Von Caitlin Ostroff

MOSKAU (Dow Jones)--Scharfe westliche Sanktionen haben das russische Finanzsystem erschüttert und einen Absturz des Rubel ausgelöst, was die Zentralbank zu einer Verdoppelung des Leitzinses veranlasste. Der Rubel brach um rund 40 Prozent gegenüber dem Dollar auf ein Allzeittief ein. Der Handel verlief jedoch nur sporadisch, da die Zentralbank die Inlandsmärkte einfror und die Märkte außerhalb Russlands zögerten, die Währung zu handeln.

Die Notenbank ergriff eine Reihe von Maßnahmen, um das russische Bankensystem zu schützen. Sie hob den Leitzins um 1.050 Basispnkte auf 20,00 Prozent an, um Ersparnisse in die Banken zu bringen, von denen die größten von den westlichen Sanktionen betroffen sind und von den internationalen Märkten praktisch abgeschnitten sind.

Die Bank verzögerte den Handelsstart an den inländischen Kredit- und Devisenmärkten, so dass es schwierig war, die weitere Entwicklung des Rubels einzuschätzen. Die Zentralbank blockierte den Start des Aktienmarktes bis mindestens zum Montagnachmittag.
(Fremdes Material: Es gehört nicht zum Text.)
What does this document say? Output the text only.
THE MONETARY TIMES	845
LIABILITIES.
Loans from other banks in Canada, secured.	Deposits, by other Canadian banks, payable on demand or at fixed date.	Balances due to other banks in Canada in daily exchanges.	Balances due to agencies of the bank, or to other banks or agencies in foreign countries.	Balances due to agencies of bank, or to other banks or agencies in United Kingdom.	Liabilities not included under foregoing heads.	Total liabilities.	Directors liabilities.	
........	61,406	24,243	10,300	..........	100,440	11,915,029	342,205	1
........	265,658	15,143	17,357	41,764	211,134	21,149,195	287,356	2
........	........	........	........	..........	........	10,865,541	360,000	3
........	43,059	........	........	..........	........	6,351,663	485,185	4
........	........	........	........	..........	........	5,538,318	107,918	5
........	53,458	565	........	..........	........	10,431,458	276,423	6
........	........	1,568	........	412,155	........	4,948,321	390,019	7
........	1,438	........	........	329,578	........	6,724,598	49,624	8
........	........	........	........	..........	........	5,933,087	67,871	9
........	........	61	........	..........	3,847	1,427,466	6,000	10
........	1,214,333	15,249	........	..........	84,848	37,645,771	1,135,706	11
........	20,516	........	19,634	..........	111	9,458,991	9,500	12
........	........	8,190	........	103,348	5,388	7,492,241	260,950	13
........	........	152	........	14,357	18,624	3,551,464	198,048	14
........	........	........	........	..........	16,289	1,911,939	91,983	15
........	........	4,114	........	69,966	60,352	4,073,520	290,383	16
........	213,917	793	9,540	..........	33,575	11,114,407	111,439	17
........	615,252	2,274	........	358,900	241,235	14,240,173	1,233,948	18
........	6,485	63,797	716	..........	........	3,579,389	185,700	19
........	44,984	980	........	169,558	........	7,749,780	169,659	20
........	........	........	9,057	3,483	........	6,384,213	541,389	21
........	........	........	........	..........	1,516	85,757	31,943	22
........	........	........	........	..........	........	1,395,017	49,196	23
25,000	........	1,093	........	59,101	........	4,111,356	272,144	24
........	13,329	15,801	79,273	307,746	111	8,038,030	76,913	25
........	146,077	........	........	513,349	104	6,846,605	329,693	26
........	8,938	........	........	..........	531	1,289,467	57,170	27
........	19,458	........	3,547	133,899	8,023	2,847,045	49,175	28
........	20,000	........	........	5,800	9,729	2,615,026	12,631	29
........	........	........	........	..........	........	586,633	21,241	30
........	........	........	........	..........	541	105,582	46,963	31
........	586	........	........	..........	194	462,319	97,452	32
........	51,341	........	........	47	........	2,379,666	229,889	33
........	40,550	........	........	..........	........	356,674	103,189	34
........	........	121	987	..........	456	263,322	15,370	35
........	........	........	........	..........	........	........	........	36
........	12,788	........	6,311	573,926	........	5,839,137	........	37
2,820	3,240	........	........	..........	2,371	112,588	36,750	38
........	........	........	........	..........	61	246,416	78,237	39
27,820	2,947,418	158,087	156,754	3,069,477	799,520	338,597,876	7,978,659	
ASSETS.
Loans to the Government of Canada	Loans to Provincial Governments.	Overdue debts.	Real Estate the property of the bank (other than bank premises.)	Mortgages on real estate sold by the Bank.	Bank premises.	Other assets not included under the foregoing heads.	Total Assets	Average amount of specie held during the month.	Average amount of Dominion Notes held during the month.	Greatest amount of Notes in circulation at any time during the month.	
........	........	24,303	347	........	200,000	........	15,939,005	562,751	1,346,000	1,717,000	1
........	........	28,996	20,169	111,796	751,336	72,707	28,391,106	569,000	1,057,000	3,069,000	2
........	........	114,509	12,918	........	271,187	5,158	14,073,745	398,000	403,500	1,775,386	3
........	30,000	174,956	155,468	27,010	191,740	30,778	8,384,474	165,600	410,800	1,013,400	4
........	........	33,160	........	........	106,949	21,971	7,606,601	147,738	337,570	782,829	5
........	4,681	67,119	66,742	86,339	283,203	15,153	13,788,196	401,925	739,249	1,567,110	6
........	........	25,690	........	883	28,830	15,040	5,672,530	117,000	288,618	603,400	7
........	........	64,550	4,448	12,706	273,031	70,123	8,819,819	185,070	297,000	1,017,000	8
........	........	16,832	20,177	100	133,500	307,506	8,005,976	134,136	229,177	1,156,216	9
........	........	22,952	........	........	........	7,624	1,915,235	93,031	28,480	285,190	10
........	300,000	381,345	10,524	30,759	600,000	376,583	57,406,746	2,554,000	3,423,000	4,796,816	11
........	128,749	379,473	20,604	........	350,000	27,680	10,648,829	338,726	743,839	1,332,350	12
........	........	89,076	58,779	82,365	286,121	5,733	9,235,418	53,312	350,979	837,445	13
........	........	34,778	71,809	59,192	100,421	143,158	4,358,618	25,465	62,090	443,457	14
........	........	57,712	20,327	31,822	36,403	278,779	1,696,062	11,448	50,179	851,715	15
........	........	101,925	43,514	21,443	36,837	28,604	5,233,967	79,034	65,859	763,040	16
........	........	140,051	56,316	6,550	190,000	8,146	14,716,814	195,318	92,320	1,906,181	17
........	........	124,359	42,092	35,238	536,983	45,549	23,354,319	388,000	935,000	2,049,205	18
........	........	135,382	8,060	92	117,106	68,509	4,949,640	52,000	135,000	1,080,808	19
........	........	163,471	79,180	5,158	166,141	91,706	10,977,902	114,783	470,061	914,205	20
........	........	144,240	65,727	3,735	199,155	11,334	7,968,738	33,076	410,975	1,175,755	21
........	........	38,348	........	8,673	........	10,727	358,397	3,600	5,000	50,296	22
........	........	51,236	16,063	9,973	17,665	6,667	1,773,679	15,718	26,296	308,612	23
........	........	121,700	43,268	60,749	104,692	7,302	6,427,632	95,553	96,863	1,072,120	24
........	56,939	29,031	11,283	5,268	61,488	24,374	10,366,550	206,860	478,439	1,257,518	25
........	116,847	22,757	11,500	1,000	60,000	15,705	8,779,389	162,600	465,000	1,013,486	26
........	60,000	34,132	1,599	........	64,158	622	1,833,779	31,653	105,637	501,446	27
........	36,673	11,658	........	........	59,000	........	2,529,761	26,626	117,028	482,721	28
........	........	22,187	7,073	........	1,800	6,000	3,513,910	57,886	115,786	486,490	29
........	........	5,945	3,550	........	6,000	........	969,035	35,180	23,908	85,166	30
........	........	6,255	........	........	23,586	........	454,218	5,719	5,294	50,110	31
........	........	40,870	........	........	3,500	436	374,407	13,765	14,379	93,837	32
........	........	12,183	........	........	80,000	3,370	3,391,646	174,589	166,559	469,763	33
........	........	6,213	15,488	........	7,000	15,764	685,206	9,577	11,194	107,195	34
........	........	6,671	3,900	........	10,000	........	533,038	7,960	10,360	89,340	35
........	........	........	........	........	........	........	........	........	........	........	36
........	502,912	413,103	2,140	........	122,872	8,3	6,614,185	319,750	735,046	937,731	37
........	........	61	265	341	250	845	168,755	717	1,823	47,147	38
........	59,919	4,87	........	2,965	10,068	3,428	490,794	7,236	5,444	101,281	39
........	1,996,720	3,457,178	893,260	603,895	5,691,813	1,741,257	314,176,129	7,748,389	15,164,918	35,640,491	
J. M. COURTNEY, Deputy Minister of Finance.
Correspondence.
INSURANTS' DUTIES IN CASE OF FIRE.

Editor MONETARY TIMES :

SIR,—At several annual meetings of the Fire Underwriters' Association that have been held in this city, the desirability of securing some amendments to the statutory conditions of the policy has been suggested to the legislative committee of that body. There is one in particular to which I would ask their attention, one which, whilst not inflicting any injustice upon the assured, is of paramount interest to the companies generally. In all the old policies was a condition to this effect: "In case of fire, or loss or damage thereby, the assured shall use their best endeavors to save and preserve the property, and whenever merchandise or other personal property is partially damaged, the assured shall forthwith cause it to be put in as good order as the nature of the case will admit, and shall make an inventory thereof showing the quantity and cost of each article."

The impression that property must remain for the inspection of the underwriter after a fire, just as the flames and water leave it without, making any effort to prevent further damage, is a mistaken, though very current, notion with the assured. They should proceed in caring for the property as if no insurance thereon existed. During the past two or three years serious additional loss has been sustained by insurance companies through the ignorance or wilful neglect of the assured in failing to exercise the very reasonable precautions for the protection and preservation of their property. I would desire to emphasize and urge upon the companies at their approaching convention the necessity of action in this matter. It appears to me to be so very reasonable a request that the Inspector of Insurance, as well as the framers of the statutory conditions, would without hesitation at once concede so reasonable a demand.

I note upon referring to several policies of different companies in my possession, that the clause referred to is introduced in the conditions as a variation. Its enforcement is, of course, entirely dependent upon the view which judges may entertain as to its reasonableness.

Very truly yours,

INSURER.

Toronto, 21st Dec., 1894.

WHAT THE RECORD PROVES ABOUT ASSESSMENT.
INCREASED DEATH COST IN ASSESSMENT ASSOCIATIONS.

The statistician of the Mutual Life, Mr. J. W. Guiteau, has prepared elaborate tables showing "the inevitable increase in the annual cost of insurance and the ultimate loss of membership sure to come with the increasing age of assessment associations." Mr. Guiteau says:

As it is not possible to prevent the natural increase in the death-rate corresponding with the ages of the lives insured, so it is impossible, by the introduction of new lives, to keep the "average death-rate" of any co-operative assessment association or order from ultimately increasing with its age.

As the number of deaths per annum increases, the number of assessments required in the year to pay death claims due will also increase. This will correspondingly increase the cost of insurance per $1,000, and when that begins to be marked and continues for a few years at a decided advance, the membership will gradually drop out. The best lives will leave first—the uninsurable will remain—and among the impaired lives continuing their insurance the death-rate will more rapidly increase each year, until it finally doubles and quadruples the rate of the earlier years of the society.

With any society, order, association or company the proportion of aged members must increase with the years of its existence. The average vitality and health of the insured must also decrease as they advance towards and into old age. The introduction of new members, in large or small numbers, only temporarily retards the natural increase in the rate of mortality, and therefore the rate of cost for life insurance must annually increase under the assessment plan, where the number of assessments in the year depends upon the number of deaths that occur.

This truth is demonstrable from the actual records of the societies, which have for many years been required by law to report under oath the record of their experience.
Der rasche Wertverlust des Rubels wird die russische Wirtschaft schwer belasten, die bereits hohe Inflation anheizen und wahrscheinlich weitere aggressive Zinserhöhungen der Zentralbank nach sich ziehen.

Die Anleger bereiteten sich am Wochenende auf eine plötzliche Neuordnung der russischen Wirtschaft und der Finanzmärkte als Folge der Sanktionen vor. Die Europäische Union, die USA, das Vereinigte Königreich und Kanada kündigten eine Reihe koordinierter Maßnahmen an, darunter den Ausschluss einiger russischer Banken aus dem Swift-Finanznachrichtensystem, einem wichtigen Bestandteil der Bankeninfrastruktur, der Zahlungen aller Art in der Wirtschaft erleichtert.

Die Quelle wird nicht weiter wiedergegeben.